Digital Meets Conventional
As the industry perception of digital printing shifts from being a potential replacement for conventional printing to a complementary technology, it’s interesting to see digital and conventional suppliers joining forces on hybrid solutions.
Heidelberg has been among the conventional standbys taking this approach — particularly in the packaging segment — and included a folding carton and label press in its hall, which featured contributions from industry partners.
The most prominently displayed press was the Heidelberg Primefire 106, the B1 press with Fujifilm’s drop-on-demand inkjet technology. It didn’t take long for the excitement surrounding Heidelberg’s foray into digital packaging to lead to sales, which includes a sale to Warneke Paper Box, a Denver-based folding carton converter, making it the first U.S. location with a Primefire.
The Heidelberg hall also featured the Gallus Labelfire 340, which was first released at Labelexpo 2015. This press, which came about through Heidelberg’s acquisition of Gallus, combines the strong backing of Heidelberg, the flexographic expertise of Gallus and digital technology from Fujifilm.
During drupa, Ferdinand Rüesch, VP of the Gallus board of directors, explained that the Labelfire 340 is the embodiment of what he envisioned when he spearheaded Gallus’s transition to a Heidelberg company. He explains that through the partnership, Gallus is now able to reach out to its customers more easily and receive feedback about their needs. The combination of Heidelberg, Gallus and Fujifilm on the Labelfire 340, Rüesch says, resulted in the three entities coming together with the common goal of improving their customer’s production experience.

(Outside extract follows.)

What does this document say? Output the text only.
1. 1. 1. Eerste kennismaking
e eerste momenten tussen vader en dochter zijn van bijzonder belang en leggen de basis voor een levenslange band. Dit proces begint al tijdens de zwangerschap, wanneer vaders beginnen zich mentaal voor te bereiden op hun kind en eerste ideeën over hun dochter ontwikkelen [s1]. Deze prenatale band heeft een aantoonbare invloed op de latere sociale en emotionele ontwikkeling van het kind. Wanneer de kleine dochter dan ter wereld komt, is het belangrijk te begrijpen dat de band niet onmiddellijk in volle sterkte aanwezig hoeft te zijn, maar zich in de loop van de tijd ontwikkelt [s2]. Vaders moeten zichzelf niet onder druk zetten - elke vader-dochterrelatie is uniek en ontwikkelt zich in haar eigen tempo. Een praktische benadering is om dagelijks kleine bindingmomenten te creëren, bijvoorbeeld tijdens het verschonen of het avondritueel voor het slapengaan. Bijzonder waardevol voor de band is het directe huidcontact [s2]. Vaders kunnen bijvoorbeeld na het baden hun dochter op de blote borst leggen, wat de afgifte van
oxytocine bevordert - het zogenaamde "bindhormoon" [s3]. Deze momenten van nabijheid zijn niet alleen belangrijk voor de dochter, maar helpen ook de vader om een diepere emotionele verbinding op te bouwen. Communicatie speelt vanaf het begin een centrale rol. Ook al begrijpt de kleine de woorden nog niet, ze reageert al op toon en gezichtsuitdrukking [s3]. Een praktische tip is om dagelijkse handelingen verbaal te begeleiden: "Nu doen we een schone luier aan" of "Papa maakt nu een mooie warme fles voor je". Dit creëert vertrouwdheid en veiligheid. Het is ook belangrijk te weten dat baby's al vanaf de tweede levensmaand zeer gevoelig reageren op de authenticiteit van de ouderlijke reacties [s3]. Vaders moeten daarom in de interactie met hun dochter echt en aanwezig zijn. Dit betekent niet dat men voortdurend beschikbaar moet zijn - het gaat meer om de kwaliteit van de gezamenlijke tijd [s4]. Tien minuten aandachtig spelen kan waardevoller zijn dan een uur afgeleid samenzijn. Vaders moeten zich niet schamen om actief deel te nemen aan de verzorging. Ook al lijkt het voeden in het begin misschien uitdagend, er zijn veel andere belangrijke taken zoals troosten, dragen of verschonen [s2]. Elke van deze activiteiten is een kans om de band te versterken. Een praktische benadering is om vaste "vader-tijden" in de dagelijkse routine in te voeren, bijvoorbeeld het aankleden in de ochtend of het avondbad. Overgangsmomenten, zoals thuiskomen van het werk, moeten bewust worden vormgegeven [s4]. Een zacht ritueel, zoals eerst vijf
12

Specifically, Rüesch said Gallus provided the web path knowledge, Fujifilm supplied the inkjet expertise and Heidelberg offered its deep roots throughout the industry.
“With this, it’s all one family and all one goal,” Rüesch said.
KBA provided another example of an offset supplier with a forward thinking approach. The company already announced its partnership with HP in December 2015 on the HP PageWide T1100S digital press for corrugated, but decided to enter a more familiar space in time for drupa.
The KBA VariJET 106 Powered by Xerox provides a digital solution for the folding carton market that combines Xerox’s inkjet prowess with KBA’s market knowledge, web path expertise and converting strengths. In-line capabilities include coating, cold foil, rotary diecutting, creasing and perforating — combining converting capabilities with digital production.
In a press release, Ralf Sammeck, CEO of KBA Sheetfed Solutions, explained that the press is the result of two expert companies in their respective fields sharing their skills to create a desired solution for their customers.
“As a leader in packaging printing, our customers are confirming that this is exactly the product they need for the market opportunity that exists,” he said. “Xerox’s inkjet technology coupled with our packaging expertise combines proven technologies to bring the right product to market at the right time.”
Komori and Konica Minolta also furthered their partnership. The KM-1/IS29 inkjet press was first showcased in 2013. In a pre-drupa press release, Komori announced the show would mark the beginning of its regular sales of the 29˝ UV inkjet Impremia IS29, which is suitable for packaging substrates.
It’s interesting to see how these companies that were once considered competitors when digital came on the scene are now lending a hand and offering assistance to one another. It seems that digital press suppliers know that it’s their time to break into packaging, but reaching the market will require going through the conventional suppliers that are so firmly entrenched in the industry.
Likewise, conventional suppliers have come around to the concept of digital printing being an integral part of packaging’s future. And if they want to stay ahead, it’s best to tap into the knowledge that’s already out there and available.